La prohibition de faire concurrence en droit du travail

Les articles 340 à 340c du Code des obligations prévoient, en faveur de l’employeur et à charge de l’employé, un mécanisme de prohibition de faire concurrence après la fin du contrat de travail. Juridiquement, c’est le travailleur qui s’engage par écrit envers l’employeur à s’abstenir de lui faire concurrence de quelque manière que ce soit après la fin du contrat.

Ce mécanisme tend à protéger les intérêts de l’employeur. L’interdiction de faire concurrence après la fin des rapports de travail est souvent insérée dans les contrats, par le biais d’une ou de plusieurs clauses. Tour d’horizon de cette pratique contractuelle répandue, et de ses contours. 

Les conditions de validité de la prohibition

La prohibition de faire concurrence est valable uniquement si les rapports de travail permettent au travailleur d’avoir connaissance de la clientèle ou des secrets de fabrication ou d’affaires de l’employeur et si l’utilisation de ces renseignements est de nature à causer à l’employeur un préjudice sensible.

Le Tribunal fédéral estime toutefois que lorsque l’on se trouve face à un travailleur dont les prestations se caractérisent surtout par ses capacités personnelles, de sorte que le client attache plus d’importance à ces dernières qu’à l’identité de l’employeur, une clause de prohibition de concurrence fondée uniquement sur la connaissance de la clientèle n’est pas valable.

En outre, la prohibition doit être limitée convenablement quant au lieu, au temps et au genre d’affaires, de façon à ne pas compromettre l’avenir économique du travailleur d’une manière contraire à l’équité. La prohibition ne peut excéder trois ans qu’en cas de circonstances particulières.

Compte tenu de l’obligation faite à l’employeur de limiter l’interdiction de faire concurrence, il est recommandé d’indiquer le territoire couvert par la prohibition, la durée de cette dernière, et enfin le type d’affaires concerné. Si la clause est excessive, le juge peut réduire sa portée en tenant compte des circonstances. Il pourra notamment tenir compte d’une éventuelle contre-prestation de l’employeur.
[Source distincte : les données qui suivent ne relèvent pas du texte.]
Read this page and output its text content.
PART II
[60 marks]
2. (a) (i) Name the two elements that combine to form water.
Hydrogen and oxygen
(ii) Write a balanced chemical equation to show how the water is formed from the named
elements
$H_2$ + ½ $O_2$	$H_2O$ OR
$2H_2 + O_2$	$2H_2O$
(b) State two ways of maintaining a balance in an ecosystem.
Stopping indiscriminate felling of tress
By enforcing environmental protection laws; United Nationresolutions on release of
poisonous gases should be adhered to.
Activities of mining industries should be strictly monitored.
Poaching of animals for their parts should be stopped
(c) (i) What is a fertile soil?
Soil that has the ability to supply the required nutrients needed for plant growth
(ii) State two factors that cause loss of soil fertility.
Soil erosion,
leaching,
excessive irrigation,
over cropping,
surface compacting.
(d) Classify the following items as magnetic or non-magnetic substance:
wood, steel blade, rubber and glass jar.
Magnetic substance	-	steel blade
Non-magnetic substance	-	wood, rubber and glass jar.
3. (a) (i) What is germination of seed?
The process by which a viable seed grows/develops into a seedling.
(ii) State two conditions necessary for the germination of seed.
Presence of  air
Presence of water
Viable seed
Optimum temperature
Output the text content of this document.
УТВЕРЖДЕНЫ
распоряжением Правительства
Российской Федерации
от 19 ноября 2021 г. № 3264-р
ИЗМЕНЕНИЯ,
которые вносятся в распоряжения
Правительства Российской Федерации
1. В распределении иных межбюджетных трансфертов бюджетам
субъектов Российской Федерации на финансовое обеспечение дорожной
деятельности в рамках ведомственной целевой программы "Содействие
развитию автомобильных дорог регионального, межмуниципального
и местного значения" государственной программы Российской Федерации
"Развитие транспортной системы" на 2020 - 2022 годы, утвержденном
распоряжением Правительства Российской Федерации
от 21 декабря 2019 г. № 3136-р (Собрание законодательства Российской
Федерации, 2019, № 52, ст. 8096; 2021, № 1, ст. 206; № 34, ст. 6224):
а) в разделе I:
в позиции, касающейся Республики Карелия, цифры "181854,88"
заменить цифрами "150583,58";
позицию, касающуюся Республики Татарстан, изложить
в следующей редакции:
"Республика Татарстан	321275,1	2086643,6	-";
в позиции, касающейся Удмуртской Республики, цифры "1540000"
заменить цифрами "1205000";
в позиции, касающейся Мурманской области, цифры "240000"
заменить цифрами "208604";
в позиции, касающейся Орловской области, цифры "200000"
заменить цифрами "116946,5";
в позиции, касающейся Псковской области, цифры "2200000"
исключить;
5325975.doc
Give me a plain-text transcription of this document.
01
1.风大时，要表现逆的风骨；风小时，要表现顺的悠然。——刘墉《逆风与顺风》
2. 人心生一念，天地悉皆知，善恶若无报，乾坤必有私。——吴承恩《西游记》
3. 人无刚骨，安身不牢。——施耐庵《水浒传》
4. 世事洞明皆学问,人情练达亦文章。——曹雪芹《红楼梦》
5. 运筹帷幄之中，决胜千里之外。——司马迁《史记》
Contravention à la prohibition de faire concurrence

Si le travailleur enfreint la prohibition de faire concurrence, ce dernier est tenu de réparer le dommage qui en résulte pour l’employeur. La preuve du dommage, en pratique difficile à quantifier et à fournir, incombe à l’employeur.

Pour parer à cette difficulté, l’employeur peut prévoir une clause contractuelle prévoyant le versement, par l’employé, d’un montant en cas de violation de la clause de prohibition de concurrence. Il s’agit d’une peine conventionnelle en faveur de l’employeur.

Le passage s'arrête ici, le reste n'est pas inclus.